Il cubo di Rubik: un simbolo di vita

NOTA: questo articolo non ha ottenuto il titolo perché stavo lottando per l’argomento di un articolo e mi sono imbattuto nel cubo di Rubik (risolto, a proposito) che ho attualmente sulla mia scrivania.

Va ​​bene, va bene … forse lo ha fatto. Ma ehi, è un titolo piuttosto intrigante, eh?

Un fascino

Sono sempre stato affascinato da questi cubi piccoli, colorati e degni di tortura. (A proposito, posso risolverli. In trenta secondi.)

Per me, riflettono tempi più semplici, dove gli umani erano dove erano e chi erano e basta. Riflettono semplicità ma anche complessità; libertà ma anche limiti.

provengono da un periodo di minore aspettativa.

Vai a scuola, fai il tuo lavoro, guadagni i tuoi soldi, mangi, baci tua moglie – ecco tutto, la vita nel più accogliente dei gusci. Non c’era il tipo di pressione che noi come società sviluppata (più o meno) stiamo affrontando ora.

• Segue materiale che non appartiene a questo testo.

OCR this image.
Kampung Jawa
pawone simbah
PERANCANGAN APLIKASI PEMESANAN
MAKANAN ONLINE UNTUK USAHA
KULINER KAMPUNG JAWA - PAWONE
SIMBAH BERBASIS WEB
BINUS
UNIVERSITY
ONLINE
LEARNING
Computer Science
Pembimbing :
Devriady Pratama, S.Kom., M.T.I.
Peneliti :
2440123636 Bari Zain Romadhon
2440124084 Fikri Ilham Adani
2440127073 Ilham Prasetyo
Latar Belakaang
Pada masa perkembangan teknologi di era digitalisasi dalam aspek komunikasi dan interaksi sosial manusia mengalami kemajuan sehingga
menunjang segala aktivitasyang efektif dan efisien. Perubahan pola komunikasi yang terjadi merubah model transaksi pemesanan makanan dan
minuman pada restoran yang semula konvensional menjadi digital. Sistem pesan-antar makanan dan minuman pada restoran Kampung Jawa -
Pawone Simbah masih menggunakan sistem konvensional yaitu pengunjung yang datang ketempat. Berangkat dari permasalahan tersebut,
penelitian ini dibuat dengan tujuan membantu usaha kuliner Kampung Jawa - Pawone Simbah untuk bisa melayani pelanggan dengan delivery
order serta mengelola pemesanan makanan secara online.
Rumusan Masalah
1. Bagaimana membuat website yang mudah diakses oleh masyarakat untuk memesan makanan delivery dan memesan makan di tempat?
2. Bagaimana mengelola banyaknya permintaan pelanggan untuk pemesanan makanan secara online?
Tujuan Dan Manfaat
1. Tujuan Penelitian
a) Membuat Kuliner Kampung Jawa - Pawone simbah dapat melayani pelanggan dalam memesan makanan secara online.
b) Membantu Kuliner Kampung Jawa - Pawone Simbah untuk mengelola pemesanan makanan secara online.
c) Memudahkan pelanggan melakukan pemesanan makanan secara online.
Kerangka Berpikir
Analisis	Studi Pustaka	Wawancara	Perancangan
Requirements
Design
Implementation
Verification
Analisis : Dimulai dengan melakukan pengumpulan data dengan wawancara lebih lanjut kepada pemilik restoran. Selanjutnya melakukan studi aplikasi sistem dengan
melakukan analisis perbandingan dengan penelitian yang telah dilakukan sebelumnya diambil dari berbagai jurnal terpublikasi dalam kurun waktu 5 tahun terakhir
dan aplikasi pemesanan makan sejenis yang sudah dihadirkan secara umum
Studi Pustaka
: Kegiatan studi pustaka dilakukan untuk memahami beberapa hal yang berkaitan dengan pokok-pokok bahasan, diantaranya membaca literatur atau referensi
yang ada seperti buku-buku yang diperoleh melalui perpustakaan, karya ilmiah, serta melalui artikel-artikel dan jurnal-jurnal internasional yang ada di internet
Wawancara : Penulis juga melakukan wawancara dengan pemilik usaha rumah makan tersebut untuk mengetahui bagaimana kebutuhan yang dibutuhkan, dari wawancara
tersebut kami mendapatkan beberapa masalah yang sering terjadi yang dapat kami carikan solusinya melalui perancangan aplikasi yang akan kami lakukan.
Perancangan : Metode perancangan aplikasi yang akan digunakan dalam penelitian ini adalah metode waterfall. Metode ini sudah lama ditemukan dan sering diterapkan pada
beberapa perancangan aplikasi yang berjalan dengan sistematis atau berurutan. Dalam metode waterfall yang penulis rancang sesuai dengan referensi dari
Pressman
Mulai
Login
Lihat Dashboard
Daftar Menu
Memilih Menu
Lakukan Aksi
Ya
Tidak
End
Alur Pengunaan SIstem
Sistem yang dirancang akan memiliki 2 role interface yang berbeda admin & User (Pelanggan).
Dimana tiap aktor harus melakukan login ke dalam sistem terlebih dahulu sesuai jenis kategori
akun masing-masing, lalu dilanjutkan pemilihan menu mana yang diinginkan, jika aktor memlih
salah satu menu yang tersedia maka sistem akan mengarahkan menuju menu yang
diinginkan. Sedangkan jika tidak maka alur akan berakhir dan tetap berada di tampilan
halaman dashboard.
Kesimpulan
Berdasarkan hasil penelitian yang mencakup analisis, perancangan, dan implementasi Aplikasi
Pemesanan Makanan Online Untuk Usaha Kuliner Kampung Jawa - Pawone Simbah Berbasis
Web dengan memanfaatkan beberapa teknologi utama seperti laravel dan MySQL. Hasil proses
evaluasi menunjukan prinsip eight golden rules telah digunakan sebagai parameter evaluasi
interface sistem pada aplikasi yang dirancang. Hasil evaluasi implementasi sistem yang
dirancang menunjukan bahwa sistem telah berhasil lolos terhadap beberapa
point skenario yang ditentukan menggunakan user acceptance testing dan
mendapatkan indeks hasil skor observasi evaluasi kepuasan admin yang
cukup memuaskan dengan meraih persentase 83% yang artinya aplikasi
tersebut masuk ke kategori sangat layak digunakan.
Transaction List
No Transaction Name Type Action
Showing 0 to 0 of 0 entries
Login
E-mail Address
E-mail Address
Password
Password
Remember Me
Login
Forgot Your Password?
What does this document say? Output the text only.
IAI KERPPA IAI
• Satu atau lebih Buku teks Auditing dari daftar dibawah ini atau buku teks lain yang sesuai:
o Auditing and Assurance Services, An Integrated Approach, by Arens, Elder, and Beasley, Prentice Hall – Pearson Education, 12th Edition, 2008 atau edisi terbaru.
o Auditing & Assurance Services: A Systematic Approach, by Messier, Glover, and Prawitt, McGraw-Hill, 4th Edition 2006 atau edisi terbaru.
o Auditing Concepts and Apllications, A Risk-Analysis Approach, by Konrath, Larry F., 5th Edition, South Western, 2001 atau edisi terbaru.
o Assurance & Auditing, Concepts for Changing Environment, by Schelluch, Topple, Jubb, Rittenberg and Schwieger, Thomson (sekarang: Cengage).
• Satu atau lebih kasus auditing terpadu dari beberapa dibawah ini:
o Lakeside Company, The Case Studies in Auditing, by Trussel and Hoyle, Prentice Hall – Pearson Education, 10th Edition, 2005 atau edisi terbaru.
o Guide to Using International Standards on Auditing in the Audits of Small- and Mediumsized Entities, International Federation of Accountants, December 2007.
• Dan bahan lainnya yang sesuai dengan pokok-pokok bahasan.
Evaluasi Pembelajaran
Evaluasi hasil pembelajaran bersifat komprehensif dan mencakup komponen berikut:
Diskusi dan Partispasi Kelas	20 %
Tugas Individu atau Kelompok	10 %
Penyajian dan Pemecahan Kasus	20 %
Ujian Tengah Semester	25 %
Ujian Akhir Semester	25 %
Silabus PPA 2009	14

Non fraintendermi … amo quest’epoca. Ha concesso a così tante persone (me compreso) opportunità che semplicemente non avrebbero avuto altrimenti. Voglio dire, posso costruire e scalare un’attività intorno ai miei 9–5, dalla comodità della mia dannata stanza. È una follia!

Ma ancora, la pressione; la pressione simile a quella di un palloncino pronto per lo scoppio.

È autoinflitto

La pressione, voglio dire.

Sarò la prima persona ad ammettere che tutta la pressione che sento in questo momento dipende totalmente da me. Sono fortunato in questo senso. Sì, fortunato! I miei genitori non mi fanno pressione, i miei amici non mi fanno pressione; la mia società non mi fa pressione. Non mi occupo di pressioni esterne.

Il mondo sa che farò quello che voglio fare a prescindere. Fare pressione su un uomo che vive basandosi sui propri pensieri e opinioni è ballare con il diavolo morto due volte.

Lo so, lo so … sono poetico da morire. Lascio quello a te, solo per stufare per un po ‘.

Ma sì, con questa abbondanza di opportunità, c’è molta pressione. Ai tempi del cubo di Rubik, questa pressione non c’era. Il successo non era sotto le stesse luci della ribalta, almeno non nello stesso tipo di contesto. In questi giorni, ci concentriamo solo sul successo fatto da noi. E con ciò arriva la pressione autocostruita.

La vita della vita

Rifletti su questo per un secondo … Nel 1980, quando il Cubo fu lanciato per la prima volta, le persone (immagino) passavano ore e ore a cercare di capirlo. I tempi di attenzione erano probabilmente migliori allora, e questo mi dà un’immagine di bambini (e adulti) curvi sul cubo per ore silenziose, girando e girando e girando e girando.

E questo, amici miei, è il modo in cui si vive la vita.

Il cubo stesso funge da metafora finale. Con tutte quelle svolte, con tutti quei bellissimi schemi che sviluppi e crei, impari un po ‘di più, non necessariamente su come risolvere il cubo, ma su come girarlo.

La vita è per vivere

La vita non consiste nel trovare la soluzione, ma nel capire il movimento. Non è necessario che tu esca dall’altra parte con sei colori a tinta unita. Non può funzionare in questo modo per tutti. Quello con cui devi uscire invece è un cubo pesantemente confuso, avendo ballato più di una volta al coro della malinconia; i sospiri di una vita priva di ispirazione.

Il significato della vita non sta nella soluzione, ma nelle rotazioni che hai osato fare per avvicinarti da qualche parte.